The EHRC was proud to support the Second Ukrainian Summer School, held at the University of Warwick from 9 to 23 June 2024. Twenty students from the Ukrainian Catholic University participated in workshops and events, including a session on Ukrainian Political Thought, led by Professor Christoph Mick, in collaboration with Dr. Ostap Sereda, Dr. Tetyana Vodotyka, Professor Mark Philp and postgraduate students Leokadiia Shuhurova and Sophiia Matsiuk. On 17 June, the EHRC hosted a public event where Professor Viktoria Sereda delivered a powerful talk on ‘Ukrainian refugees and their renegotiation of belonging’. The evening included discussions and presentations by Summer School participants, enriching perspectives on Ukrainian identity and resilience during challenging times.

More information here

In October, the EHRC hosted a commemorative event to honour the late Professor Robin Okey, who sadly passed away in December 2023. Professor Christopher Read organised the event, which included historians from Wales and England, who celebrated Okey’s profound impact on the study of Wales and the Balkans.

Also in October, the EHRC welcomed Egle Rindzeviciute (Kingston University), who delivered a fascinating lecture on ‘The Soviet Anthropocene: Changing Notions of Human and Non-Human Agency in the Context of an Authoritarian Regime’. This lecture, part of our History Research Seminar Series on the history and ethics of artificial intelligence, sparked thought-provoking discussions on the intersections of technology, history and ethics.

One of our flagship initiatives, The Re-imagining Democracy project, led by Professor Mark Philp in collaboration with Professor Joanna Innes (Oxford), continues to thrive.

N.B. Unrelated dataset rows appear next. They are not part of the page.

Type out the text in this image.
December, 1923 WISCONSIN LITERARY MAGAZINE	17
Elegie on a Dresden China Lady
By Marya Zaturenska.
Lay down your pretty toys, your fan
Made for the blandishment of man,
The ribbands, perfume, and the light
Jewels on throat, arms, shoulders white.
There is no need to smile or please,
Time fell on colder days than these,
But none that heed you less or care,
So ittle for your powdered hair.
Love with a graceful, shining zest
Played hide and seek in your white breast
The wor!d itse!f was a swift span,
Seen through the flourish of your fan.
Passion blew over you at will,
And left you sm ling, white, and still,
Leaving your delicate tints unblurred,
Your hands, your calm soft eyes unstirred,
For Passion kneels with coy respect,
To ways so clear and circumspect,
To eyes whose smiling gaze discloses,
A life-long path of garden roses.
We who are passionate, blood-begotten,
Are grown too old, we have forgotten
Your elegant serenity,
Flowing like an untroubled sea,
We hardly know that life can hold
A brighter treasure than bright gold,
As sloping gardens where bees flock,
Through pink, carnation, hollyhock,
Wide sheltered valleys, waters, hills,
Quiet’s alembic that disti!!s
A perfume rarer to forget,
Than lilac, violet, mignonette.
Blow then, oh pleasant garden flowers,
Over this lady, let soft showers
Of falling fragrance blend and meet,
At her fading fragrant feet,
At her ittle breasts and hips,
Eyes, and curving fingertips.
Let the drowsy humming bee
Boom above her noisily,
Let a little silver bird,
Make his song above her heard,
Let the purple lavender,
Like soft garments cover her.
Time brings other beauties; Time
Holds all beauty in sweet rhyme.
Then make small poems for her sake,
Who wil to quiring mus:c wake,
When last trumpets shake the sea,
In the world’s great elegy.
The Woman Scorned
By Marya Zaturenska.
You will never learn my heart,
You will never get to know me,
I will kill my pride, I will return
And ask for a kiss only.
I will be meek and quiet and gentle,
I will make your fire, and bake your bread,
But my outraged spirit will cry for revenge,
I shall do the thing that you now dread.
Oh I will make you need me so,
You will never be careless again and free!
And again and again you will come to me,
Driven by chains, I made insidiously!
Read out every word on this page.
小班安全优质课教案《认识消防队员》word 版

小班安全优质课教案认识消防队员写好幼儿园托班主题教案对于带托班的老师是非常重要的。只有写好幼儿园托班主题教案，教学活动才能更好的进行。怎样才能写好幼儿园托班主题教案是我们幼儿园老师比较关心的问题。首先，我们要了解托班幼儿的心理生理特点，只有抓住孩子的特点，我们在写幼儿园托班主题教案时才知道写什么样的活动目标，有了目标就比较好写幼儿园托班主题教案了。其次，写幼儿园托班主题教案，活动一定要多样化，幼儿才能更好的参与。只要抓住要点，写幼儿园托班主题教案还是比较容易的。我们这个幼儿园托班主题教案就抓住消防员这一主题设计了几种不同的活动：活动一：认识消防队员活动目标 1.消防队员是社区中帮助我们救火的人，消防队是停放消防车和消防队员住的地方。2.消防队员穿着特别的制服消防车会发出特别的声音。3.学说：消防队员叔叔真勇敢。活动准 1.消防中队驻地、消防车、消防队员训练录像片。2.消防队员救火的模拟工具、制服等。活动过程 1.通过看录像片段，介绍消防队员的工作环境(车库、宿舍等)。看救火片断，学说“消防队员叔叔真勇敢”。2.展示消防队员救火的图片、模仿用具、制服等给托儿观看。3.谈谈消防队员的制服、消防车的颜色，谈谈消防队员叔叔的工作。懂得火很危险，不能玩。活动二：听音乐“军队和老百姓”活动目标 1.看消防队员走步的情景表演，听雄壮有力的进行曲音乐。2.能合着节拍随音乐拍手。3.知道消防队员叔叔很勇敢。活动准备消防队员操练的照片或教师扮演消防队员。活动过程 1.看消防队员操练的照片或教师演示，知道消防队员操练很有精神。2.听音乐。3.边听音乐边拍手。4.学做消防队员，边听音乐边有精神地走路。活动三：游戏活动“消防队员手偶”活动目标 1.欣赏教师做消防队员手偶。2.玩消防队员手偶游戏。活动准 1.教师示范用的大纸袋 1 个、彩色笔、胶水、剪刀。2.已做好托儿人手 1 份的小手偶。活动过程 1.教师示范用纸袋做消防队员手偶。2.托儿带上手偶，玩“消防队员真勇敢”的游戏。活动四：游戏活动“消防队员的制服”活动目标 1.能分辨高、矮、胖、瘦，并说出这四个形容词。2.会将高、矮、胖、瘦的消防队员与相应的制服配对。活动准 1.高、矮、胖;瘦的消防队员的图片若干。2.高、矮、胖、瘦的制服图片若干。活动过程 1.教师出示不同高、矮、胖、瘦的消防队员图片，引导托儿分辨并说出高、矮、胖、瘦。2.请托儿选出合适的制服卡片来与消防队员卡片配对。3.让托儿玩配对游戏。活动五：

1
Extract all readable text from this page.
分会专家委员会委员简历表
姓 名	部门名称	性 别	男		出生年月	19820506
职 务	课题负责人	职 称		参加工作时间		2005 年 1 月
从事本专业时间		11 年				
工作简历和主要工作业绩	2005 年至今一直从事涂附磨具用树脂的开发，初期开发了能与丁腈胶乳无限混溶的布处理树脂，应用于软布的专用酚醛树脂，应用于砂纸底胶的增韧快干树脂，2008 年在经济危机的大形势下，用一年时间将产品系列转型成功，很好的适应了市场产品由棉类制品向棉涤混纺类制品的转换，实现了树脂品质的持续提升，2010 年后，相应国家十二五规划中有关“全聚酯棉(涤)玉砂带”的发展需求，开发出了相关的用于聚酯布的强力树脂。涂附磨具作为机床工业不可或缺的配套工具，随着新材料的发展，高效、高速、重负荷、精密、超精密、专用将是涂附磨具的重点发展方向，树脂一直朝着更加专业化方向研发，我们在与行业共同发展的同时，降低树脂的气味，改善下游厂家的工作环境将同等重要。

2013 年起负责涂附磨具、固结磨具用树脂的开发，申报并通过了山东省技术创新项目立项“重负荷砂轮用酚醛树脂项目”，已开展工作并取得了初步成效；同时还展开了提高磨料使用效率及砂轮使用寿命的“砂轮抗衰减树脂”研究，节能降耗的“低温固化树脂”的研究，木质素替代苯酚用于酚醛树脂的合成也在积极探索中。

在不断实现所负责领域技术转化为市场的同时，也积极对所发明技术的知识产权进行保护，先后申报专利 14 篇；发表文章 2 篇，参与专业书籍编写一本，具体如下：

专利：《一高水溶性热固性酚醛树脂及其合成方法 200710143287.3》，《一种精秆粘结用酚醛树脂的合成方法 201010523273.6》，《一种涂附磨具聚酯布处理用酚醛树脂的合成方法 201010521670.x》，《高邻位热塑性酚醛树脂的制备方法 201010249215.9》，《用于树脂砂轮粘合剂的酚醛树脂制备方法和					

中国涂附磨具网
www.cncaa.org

The team has moved on to the fourth and final volume of their series, which focusses on Central and Northern Europe between 1770 and 1870. Together with the previous volumes, this research promises to deepen our understanding of democratic transformations in thought and practice in the late eighteenth and nineteenth centuries.

Anna Hájková spent the fall as a fellow at the Frankel Center for Judaic studies and is in the winter Agathe Lasch guest professor at the University of Hamburg. She is putting finishing touches on her book 'People without History are Dust: Queer Desire in the Holocaust', forthcoming with the University of Toronto Press. (Will Jones translated a large part of that book!)